物々交換で手に入れた魚や水槽。自宅の水槽の前が波音さんの“定位置”です

◆広がる「世界」
 2年前、「そんなに好きなら魚を最優先(さいゆうせん)にした生活を送ってみよう」と母の聡子(さとこ)さん(40)の提案(ていあん)で、海に囲まれた南国フィジーへ。約1週間滞在(たいざい)する間、波音さんは日本と海外の魚の価値観の違いを実感しました。日本では美しい観賞用の魚も、そこでは全てが食用。驚(おどろ)きの連続だったそうです。
 ホームステイも経験(けいけん)。慣(な)れない英語生活でしたが、“魚”を共通言語にして現地(げんち)の人とコミュニケーションを取り、魚の駆除を手伝ったりもしました。
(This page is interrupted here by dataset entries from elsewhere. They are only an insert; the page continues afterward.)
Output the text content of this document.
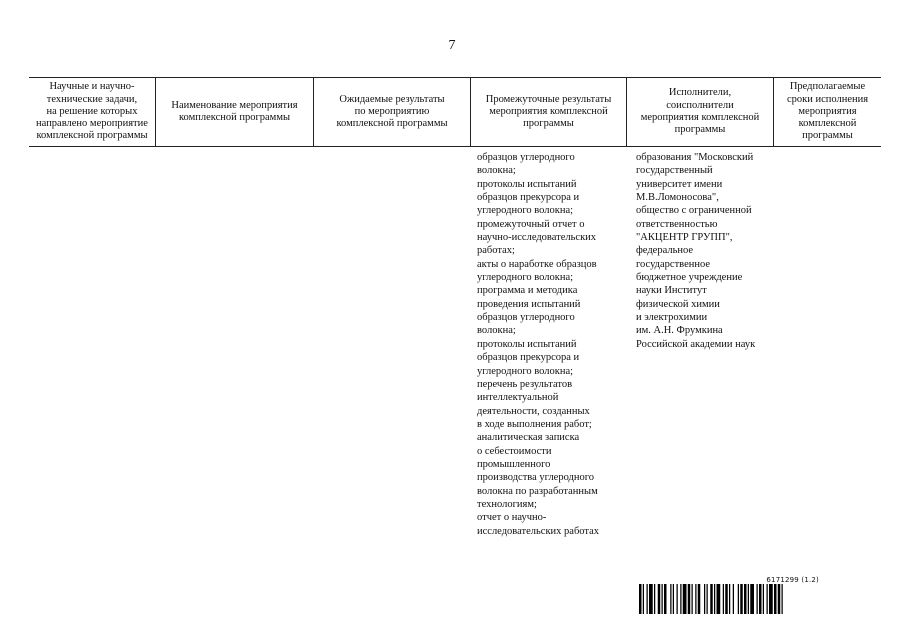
7
Научные и научно-
технические задачи,
на решение которых
направлено мероприятие
комплексной программы
Наименование мероприятия
комплексной программы
Ожидаемые результаты
по мероприятию
комплексной программы
Промежуточные результаты
мероприятия комплексной
программы
Исполнители,
соисполнители
мероприятия комплексной
программы
Предполагаемые
сроки исполнения
мероприятия
комплексной
программы
образцов углеродного
волокна;
протоколы испытаний
образцов прекурсора и
углеродного волокна;
промежуточный отчет о
научно-исследовательских
работах;
акты о наработке образцов
углеродного волокна;
программа и методика
проведения испытаний
образцов углеродного
волокна;
протоколы испытаний
образцов прекурсора и
углеродного волокна;
перечень результатов
интеллектуальной
деятельности, созданных
в ходе выполнения работ;
аналитическая записка
о себестоимости
промышленного
производства углеродного
волокна по разработанным
технологиям;
отчет о научно-
исследовательских работах
образования "Московский
государственный
университет имени
М.В.Ломоносова",
общество с ограниченной
ответственностью
"АКЦЕНТР ГРУПП",
федеральное
государственное
бюджетное учреждение
науки Институт
физической химии
и электрохимии
им. А.Н. Фрумкина
Российской академии наук
6171299 (1.2)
 「魚のおかげで知識(ちしき)が増(ふ)え、視野(しや)も広くなった」と波音さん。魚を通して理科、家庭科、地理、国語…と学びが広がる日々で、次から次に興味(きょうみ)が湧(わ)いてくるようです。「大好きな魚と一緒(いっしょ)にいられるから、将来(しょうらい)は水族館の飼育員になりたい」と夢(ゆめ)も膨(ふく)らませています。